In brief: Taliban agree to unconditional talks
Karachi, Pakistan – The Pakistani Taliban announced Tuesday that they have accepted a government offer to hold unconditional talks about ending a six-year insurgency, but the move comes amid national public revulsion at a two-week wave of bombing attacks that has killed 300 people.
The spokesman of Tehrik-i-Taliban Pakistan, the official name of the Pakistani Taliban, said they would declare a cease-fire if the military also suspended operations against it in the northwest tribal areas bordering eastern Afghanistan, where 150,000 troops are currently deployed.
The government peace proposal received approval from the country’s political parties at a September conference in the capital, Islamabad. But Prime Minister Nawaz Sharif, infuriated by the recent wave of terrorist strikes, threatened to rescind the offer, calling the Taliban “enemies of Pakistan” and apostates.
That rejection and the revulsion that has swept Pakistan over the terrorist bombings apparently moved the Taliban to reconsider its actions. After originally claiming responsibility for the first attack, the bombing of a church in Peshawar at the end of Sunday morning Mass that killed more than 80 parishioners, the Taliban now are saying they had nothing to do with the attack – or any of the others that followed it.
The Pakistani news media, which had supported Sharif’s decision to offer unconditional talks to the Taliban, have rejected the militants’ disclaimers as a duplicitous ploy.

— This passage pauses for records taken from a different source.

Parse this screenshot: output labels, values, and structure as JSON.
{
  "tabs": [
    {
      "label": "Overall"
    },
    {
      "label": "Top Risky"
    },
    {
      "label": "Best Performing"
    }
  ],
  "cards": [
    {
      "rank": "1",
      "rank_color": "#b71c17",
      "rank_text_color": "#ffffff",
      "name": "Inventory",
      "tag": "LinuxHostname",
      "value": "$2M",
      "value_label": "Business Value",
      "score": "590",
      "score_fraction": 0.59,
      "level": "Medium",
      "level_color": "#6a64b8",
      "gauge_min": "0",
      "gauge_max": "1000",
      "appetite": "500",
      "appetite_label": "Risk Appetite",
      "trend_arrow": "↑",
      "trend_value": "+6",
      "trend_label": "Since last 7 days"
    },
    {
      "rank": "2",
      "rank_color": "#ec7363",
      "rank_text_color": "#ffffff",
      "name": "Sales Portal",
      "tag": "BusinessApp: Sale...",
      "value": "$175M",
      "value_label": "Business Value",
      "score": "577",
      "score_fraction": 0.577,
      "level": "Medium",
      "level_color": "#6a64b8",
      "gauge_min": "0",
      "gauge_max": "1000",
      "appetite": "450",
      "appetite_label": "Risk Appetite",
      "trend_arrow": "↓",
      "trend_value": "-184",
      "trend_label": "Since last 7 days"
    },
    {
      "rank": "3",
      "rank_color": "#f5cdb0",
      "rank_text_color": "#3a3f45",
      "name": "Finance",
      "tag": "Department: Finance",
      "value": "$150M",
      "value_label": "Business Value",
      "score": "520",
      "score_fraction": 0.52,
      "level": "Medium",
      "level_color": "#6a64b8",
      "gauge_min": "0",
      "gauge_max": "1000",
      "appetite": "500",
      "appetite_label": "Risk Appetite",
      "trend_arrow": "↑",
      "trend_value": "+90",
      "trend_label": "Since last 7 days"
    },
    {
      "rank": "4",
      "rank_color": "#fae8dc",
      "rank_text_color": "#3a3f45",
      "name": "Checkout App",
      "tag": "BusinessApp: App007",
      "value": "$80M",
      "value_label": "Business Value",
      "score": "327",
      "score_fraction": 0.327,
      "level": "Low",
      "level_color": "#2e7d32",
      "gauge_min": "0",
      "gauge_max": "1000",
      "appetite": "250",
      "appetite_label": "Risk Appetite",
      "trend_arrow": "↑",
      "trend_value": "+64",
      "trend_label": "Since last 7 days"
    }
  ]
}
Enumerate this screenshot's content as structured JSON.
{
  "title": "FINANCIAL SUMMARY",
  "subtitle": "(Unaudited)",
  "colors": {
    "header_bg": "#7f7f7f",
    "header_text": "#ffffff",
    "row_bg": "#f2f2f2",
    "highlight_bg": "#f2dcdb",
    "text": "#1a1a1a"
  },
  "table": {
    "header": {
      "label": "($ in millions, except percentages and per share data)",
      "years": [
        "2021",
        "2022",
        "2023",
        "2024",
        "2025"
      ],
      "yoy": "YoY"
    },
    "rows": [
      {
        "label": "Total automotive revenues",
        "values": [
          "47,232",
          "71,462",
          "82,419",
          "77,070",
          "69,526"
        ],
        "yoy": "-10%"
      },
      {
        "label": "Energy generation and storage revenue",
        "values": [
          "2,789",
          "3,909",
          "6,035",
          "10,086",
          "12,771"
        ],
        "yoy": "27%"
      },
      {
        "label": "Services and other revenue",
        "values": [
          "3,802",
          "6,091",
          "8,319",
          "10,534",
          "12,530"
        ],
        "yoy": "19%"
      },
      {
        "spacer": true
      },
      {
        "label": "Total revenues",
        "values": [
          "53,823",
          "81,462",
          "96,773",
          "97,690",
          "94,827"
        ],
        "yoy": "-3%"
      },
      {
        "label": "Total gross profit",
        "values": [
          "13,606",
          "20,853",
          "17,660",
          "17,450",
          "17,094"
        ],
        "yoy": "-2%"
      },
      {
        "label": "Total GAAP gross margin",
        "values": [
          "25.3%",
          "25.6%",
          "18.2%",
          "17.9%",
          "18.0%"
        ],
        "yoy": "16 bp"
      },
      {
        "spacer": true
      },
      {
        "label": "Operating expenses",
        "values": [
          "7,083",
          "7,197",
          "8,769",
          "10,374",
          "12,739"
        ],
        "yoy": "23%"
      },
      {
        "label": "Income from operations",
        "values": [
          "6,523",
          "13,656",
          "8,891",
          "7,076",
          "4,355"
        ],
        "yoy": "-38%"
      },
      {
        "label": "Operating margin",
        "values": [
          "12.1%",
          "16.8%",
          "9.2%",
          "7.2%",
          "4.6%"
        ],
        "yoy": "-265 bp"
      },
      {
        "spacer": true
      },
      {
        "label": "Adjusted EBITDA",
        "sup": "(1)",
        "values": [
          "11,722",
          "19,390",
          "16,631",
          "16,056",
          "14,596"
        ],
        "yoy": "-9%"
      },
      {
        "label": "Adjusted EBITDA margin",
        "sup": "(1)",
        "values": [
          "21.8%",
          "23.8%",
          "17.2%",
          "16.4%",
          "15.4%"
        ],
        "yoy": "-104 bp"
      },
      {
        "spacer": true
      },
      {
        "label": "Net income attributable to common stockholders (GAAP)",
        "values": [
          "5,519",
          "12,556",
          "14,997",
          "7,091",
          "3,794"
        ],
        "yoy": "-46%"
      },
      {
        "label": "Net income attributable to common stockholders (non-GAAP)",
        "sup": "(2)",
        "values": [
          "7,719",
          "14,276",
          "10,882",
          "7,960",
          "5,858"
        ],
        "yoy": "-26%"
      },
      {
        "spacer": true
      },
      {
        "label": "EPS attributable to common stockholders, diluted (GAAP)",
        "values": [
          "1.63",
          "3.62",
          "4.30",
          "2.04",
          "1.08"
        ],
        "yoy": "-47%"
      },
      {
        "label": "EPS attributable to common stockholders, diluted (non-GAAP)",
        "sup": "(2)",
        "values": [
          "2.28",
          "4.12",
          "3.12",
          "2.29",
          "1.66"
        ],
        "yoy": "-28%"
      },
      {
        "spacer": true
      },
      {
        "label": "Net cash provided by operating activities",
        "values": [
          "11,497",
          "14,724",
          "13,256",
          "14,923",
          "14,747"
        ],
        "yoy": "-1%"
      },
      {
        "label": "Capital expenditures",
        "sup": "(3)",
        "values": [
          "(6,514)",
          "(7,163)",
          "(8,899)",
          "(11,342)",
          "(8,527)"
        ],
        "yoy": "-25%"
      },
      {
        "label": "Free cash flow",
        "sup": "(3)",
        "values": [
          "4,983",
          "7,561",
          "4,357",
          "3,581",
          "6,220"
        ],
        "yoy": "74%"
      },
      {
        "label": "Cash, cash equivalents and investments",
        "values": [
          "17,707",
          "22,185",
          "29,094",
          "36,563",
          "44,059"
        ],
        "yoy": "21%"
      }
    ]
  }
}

Island would be Plum in Trump portfolio
Mineola, N.Y. – Donald Trump is thinking about adding an island to his already-flashy portfolio.
The real estate mogul and TV reality star said Tuesday he’s considering purchasing New York’s Plum Island, but has yet to make a final decision.
The 843 acres off the coast of Long Island house a laboratory that studies infectious animal diseases that could imperil the nation’s livestock industry. Congress voted in 2009 to close the aging lab, which opened in 1954, and build a new one in Manhattan, Kan.
The General Services Administration is overseeing the proposed sale of the island to defray the costs of constructing the new facility; there has been no estimate of what the island could fetch at auction.
Trump said he has yet to consider exactly what he might do with the property.
“We would do something, but it would not be on a big scale,” Trump said. “We would look at it and come up with something appropriate.”